Concise and effective method design: The Post-Verification Module requires only a single GRU network, with minimal parameter overhead yet significant performance gains.

Limitations & Future Work¶

The Post-Verification Module is relatively straightforward; reinforcement learning or contrastive learning could be explored for more fine-grained moment discrimination.
QV-M2 is limited in scale (2,212 queries); larger-scale annotation may be needed as models advance.
Feature extraction based on SlowFast+CLIP is fixed; stronger visual backbones remain unexplored.
The method assumes non-overlapping moments; handling partially overlapping scenarios is not explicitly addressed.
The NMS threshold of 0.7 is fixed; adaptive thresholding strategies may further improve performance.

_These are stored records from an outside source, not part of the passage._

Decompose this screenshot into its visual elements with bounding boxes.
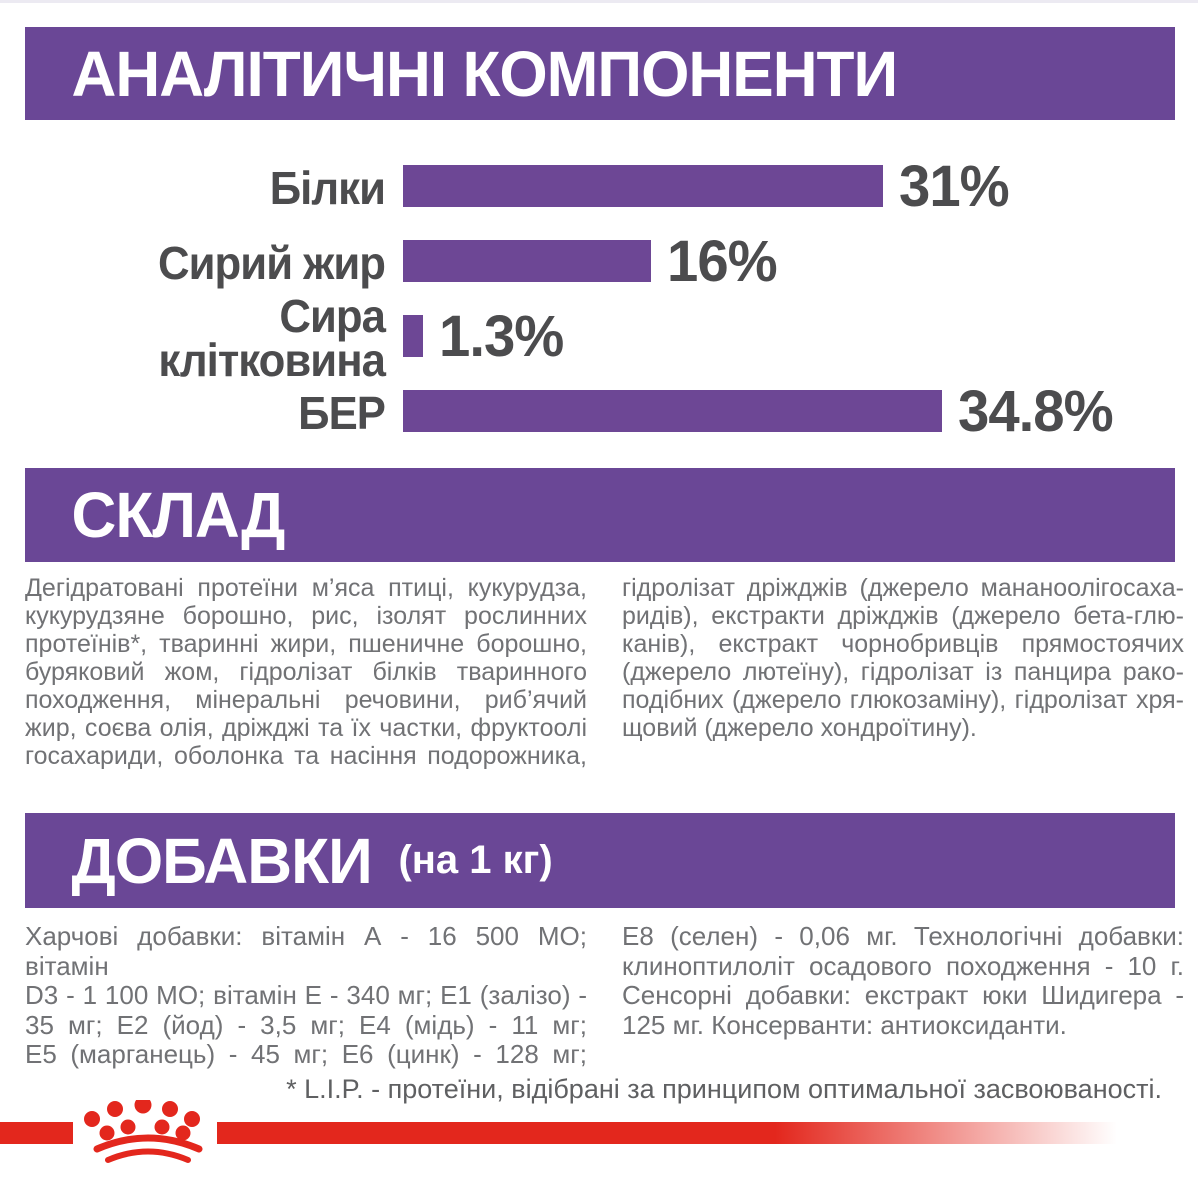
- body-text-line: госахариди, оболонка та насіння подорожн…: [25, 742, 587, 770]
- lip-footnote: * L.I.P. - протеїни, відібрані за принци…: [286, 1074, 1162, 1104]
- body-text-line: клиноптилоліт осадового походження - 10 …: [622, 950, 1184, 981]
- body-text-line: Е8 (селен) - 0,06 мг. Технологічні добав…: [622, 921, 1184, 951]
- red-ribbon-left-segment: [0, 1122, 73, 1144]
- chart-bar: [403, 315, 423, 357]
- body-text-line: гідролізат дріжджів (джерело мананооліго…: [622, 574, 1184, 602]
- chart-category-label: Сирий жир: [19, 237, 386, 290]
- chart-category-label-line: Сирий жир: [158, 237, 386, 290]
- body-text-line: жир, соєва олія, дріжджі та їх частки, ф…: [25, 714, 587, 742]
- royal-canin-crown-paw-icon: [84, 1100, 203, 1163]
- chart-category-label-line: клітковина: [158, 334, 386, 386]
- analytical-components-bar-chart: Білки 31% Сирий жир 16% Сира клітковина 1.3% БЕ…: [0, 0, 1198, 468]
- body-text-line: ридів), екстракти дріжджів (джерело бета…: [622, 602, 1184, 630]
- body-text-line: кукурудзяне борошно, рис, ізолят рослинн…: [25, 602, 587, 630]
- composition-text-left-column: Дегідратовані протеїни м’яса птиці, куку…: [25, 574, 587, 770]
- chart-row: Сира клітковина 1.3%: [0, 293, 1198, 382]
- section-title-composition: СКЛАД: [71, 479, 286, 551]
- body-text-line: походження, мінеральні речовини, риб’ячи…: [25, 686, 587, 714]
- chart-row: Білки 31%: [0, 154, 1198, 219]
- chart-value-label: 31%: [899, 153, 1010, 219]
- additives-text-right-column: Е8 (селен) - 0,06 мг. Технологічні добав…: [622, 921, 1184, 1040]
- body-text-line: 125 мг. Консерванти: антиоксиданти.: [622, 1009, 1067, 1040]
- body-text-line: буряковий жом, гідролізат білків тваринн…: [25, 658, 587, 686]
- chart-value-label: 16%: [667, 228, 778, 294]
- section-header-analytical: АНАЛІТИЧНІ КОМПОНЕНТИ: [25, 27, 1175, 120]
- section-header-composition: СКЛАД: [25, 468, 1175, 562]
- body-text-line: щовий (джерело хондроїтину).: [622, 714, 977, 742]
- chart-value-label: 34.8%: [958, 378, 1114, 444]
- chart-value-label: 1.3%: [439, 303, 564, 369]
- chart-category-label: Білки: [19, 162, 386, 215]
- body-text-line: Дегідратовані протеїни м’яса птиці, куку…: [25, 574, 587, 602]
- body-text-line: Е5 (марганець) - 45 мг; Е6 (цинк) - 128 …: [25, 1039, 587, 1069]
- body-text-line: протеїнів*, тваринні жири, пшеничне боро…: [25, 630, 587, 658]
- section-header-additives: ДОБАВКИ (на 1 кг): [25, 813, 1175, 908]
- chart-category-label-line: Білки: [269, 162, 386, 215]
- chart-category-label: БЕР: [19, 387, 386, 440]
- chart-row: Сирий жир 16%: [0, 229, 1198, 294]
- top-border-line: [0, 0, 1198, 3]
- body-text-line: Сенсорні добавки: екстракт юки Шидигера …: [622, 980, 1184, 1010]
- body-text-line: 35 мг; Е2 (йод) - 3,5 мг; Е4 (мідь) - 11…: [25, 1009, 587, 1040]
- body-text-line: (джерело лютеїну), гідролізат із панцира…: [622, 658, 1184, 686]
- chart-bar: [403, 240, 651, 282]
- chart-category-label: Сира клітковина: [19, 290, 386, 386]
- body-text-line: подібних (джерело глюкозаміну), гідроліз…: [622, 686, 1184, 714]
- chart-row: БЕР 34.8%: [0, 379, 1198, 444]
- chart-bar: [403, 390, 942, 432]
- body-text-line: Харчові добавки: вітамін А - 16 500 МО; …: [25, 921, 587, 981]
- body-text-line: канів), екстракт чорнобривців прямостояч…: [622, 630, 1184, 658]
- section-subtitle-additives: (на 1 кг): [398, 838, 553, 882]
- red-ribbon-right-segment: [217, 1122, 1117, 1144]
- body-text-line: D3 - 1 100 МО; вітамін Е - 340 мг; Е1 (з…: [25, 980, 587, 1010]
- composition-text-right-column: гідролізат дріжджів (джерело мананооліго…: [622, 574, 1184, 742]
- chart-category-label-line: БЕР: [298, 387, 386, 440]
- chart-bar: [403, 165, 883, 207]
- chart-category-label-line: Сира: [279, 290, 386, 343]
- section-title-additives: ДОБАВКИ: [71, 824, 373, 897]
- additives-text-left-column: Харчові добавки: вітамін А - 16 500 МО; …: [25, 921, 587, 1070]
- section-title-analytical: АНАЛІТИЧНІ КОМПОНЕНТИ: [71, 37, 899, 110]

Single-Moment Retrieval: Moment-DETR, QD-DETR, FlashVTG
Multi-Moment Retrieval: SFABD, NExT-VMR (concurrent work, dataset not publicly released)
Datasets: QVHighlights, DiDeMo, CharadesSTA
Insights: The evaluation metric design for MMR is generalizable to other one-to-many matching problems.

Rating¶

Novelty: ⭐⭐⭐⭐☆ — Multi-moment retrieval is a natural extension, yet prior systematic work is lacking.
Experimental Thoroughness: ⭐⭐⭐⭐⭐ — Cross-dataset comparisons with 6 baselines, ablations, and a new metric suite.
Writing Quality: ⭐⭐⭐⭐☆ — Clear structure with well-documented dataset construction procedures.
Value: ⭐⭐⭐⭐☆ — The dataset and metric contributions may have greater long-term impact than the method itself.